Mi mirada se clavó inmediatamente en Deacon, intentando descubrir en ella si la persona que se dirigía hacia nosotros se trataba de una amenaza o no. Los ojos del príncipe oscuro relucieron con perversa diversión al mismo tiempo que sus labios se curvaban en una media sonrisa; me cogió del brazo para que ambos nos giráramos a la par.

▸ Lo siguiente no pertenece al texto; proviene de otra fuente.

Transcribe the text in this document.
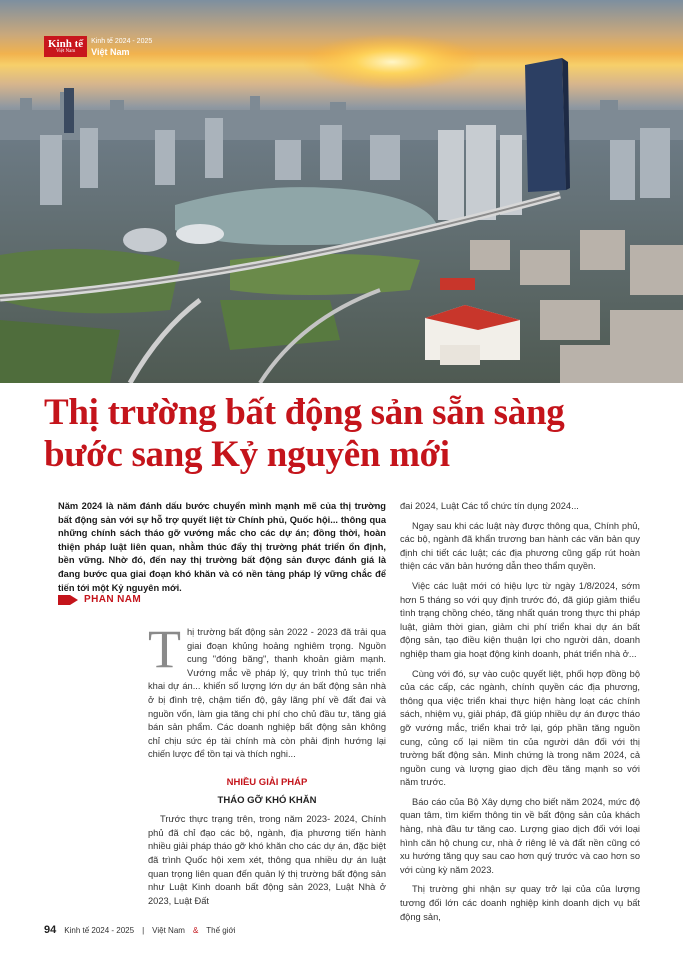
Kinh tế
Việt Nam
Kinh tế 2024 - 2025
Việt Nam
Thị trường bất động sản sẵn sàng
bước sang Kỷ nguyên mới

Năm 2024 là năm đánh dấu bước chuyển mình mạnh mẽ của thị trường bất động sản với sự hỗ trợ quyết liệt từ Chính phủ, Quốc hội... thông qua những chính sách tháo gỡ vướng mắc cho các dự án; đồng thời, hoàn thiện pháp luật liên quan, nhằm thúc đẩy thị trường phát triển ổn định, bền vững. Nhờ đó, đến nay thị trường bất động sản được đánh giá là đang bước qua giai đoạn khó khăn và có nền tảng pháp lý vững chắc để tiến tới một Kỷ nguyên mới.

PHAN NAM

Thị trường bất động sản 2022 - 2023 đã trải qua giai đoạn khủng hoảng nghiêm trọng. Nguồn cung "đóng băng", thanh khoản giảm mạnh. Vướng mắc về pháp lý, quy trình thủ tục triển khai dự án... khiến số lượng lớn dự án bất động sản nhà ở bị đình trệ, chậm tiến độ, gây lãng phí về đất đai và nguồn vốn, làm gia tăng chi phí cho chủ đầu tư, tăng giá bán sản phẩm. Các doanh nghiệp bất động sản không chỉ chịu sức ép tài chính mà còn phải định hướng lại chiến lược để tồn tại và thích nghi...

NHIỀU GIẢI PHÁP
THÁO GỠ KHÓ KHĂN

Trước thực trạng trên, trong năm 2023- 2024, Chính phủ đã chỉ đạo các bộ, ngành, địa phương tiến hành nhiều giải pháp tháo gỡ khó khăn cho các dự án, đặc biệt đã trình Quốc hội xem xét, thông qua nhiều dự án luật quan trọng liên quan đến quản lý thị trường bất động sản như Luật Kinh doanh bất động sản 2023, Luật Nhà ở 2023, Luật Đất

đai 2024, Luật Các tổ chức tín dụng 2024...

Ngay sau khi các luật này được thông qua, Chính phủ, các bộ, ngành đã khẩn trương ban hành các văn bản quy định chi tiết các luật; các địa phương cũng gấp rút hoàn thiện các văn bản hướng dẫn theo thẩm quyền.

Việc các luật mới có hiệu lực từ ngày 1/8/2024, sớm hơn 5 tháng so với quy định trước đó, đã giúp giảm thiểu tình trạng chồng chéo, tăng nhất quán trong thực thi pháp luật, giảm thời gian, giảm chi phí triển khai dự án bất động sản, tạo điều kiện thuận lợi cho người dân, doanh nghiệp tham gia hoạt động kinh doanh, phát triển nhà ở...

Cùng với đó, sự vào cuộc quyết liệt, phối hợp đồng bộ của các cấp, các ngành, chính quyền các địa phương, thông qua việc triển khai thực hiện hàng loạt các chính sách, nhiệm vụ, giải pháp, đã giúp nhiều dự án được tháo gỡ vướng mắc, triển khai trở lại, góp phần tăng nguồn cung, củng cố lại niềm tin của người dân đối với thị trường bất động sản. Minh chứng là trong năm 2024, cả nguồn cung và lượng giao dịch đều tăng mạnh so với năm trước.

Báo cáo của Bộ Xây dựng cho biết năm 2024, mức độ quan tâm, tìm kiếm thông tin về bất động sản của khách hàng, nhà đầu tư tăng cao. Lượng giao dịch đối với loại hình căn hộ chung cư, nhà ở riêng lẻ và đất nền cũng có xu hướng tăng quy sau cao hơn quý trước và cao hơn so với cùng kỳ năm 2023.

Thị trường ghi nhận sự quay trở lại của của lượng tương đối lớn các doanh nghiệp kinh doanh dịch vụ bất động sản,

94 Kinh tế 2024 - 2025 | Việt Nam & Thế giới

Descubrí a un hombre de edad similar a la de Deacon, no podía asegurarlo con certeza, de cabellos de color castaño oscuro y unos vivarachos ojos azules que no perdían detalle de nosotros dos; sonreía mostrándonos sus relucientes y blancos dientes. A primera vista no parecía guardar malas intenciones, pero había aprendido que no debía fiarme de las apariencias; y menos aún en aquel lugar que me resultaba desconocido.

Aguardamos a que el recién llegado se nos acercara y alcé la barbilla cuando se detuvo a unos pocos metros de nosotros, continuando con su exhaustivo estudio; sus ojos brillaron al verme y su sonrisa se hizo más amplia.

—Los rumores y la poca información que enviabas en tus escuetos mensajes no le hacen justicia —dijo, y sospeché que estaba refiriéndose a mí—. ¿Sabrás cómo complacerla, Deacon? Todo el mundo sabe que no tienes corazón y, mucho menos, sentimientos.

El príncipe oscuro esbozó una sonrisa carente de humor.

—Cualquiera diría que eso que percibo es envidia, maldito bastardo —repuso.

El hombre se inclinó en una burlona reverencia.

—Bienvenido a casa, hermano —algo oscuro pasó por el rostro de Deacon cuando escuchó ese apelativo cariñoso—. Bienvenida a la Corte Oscura, Alteza.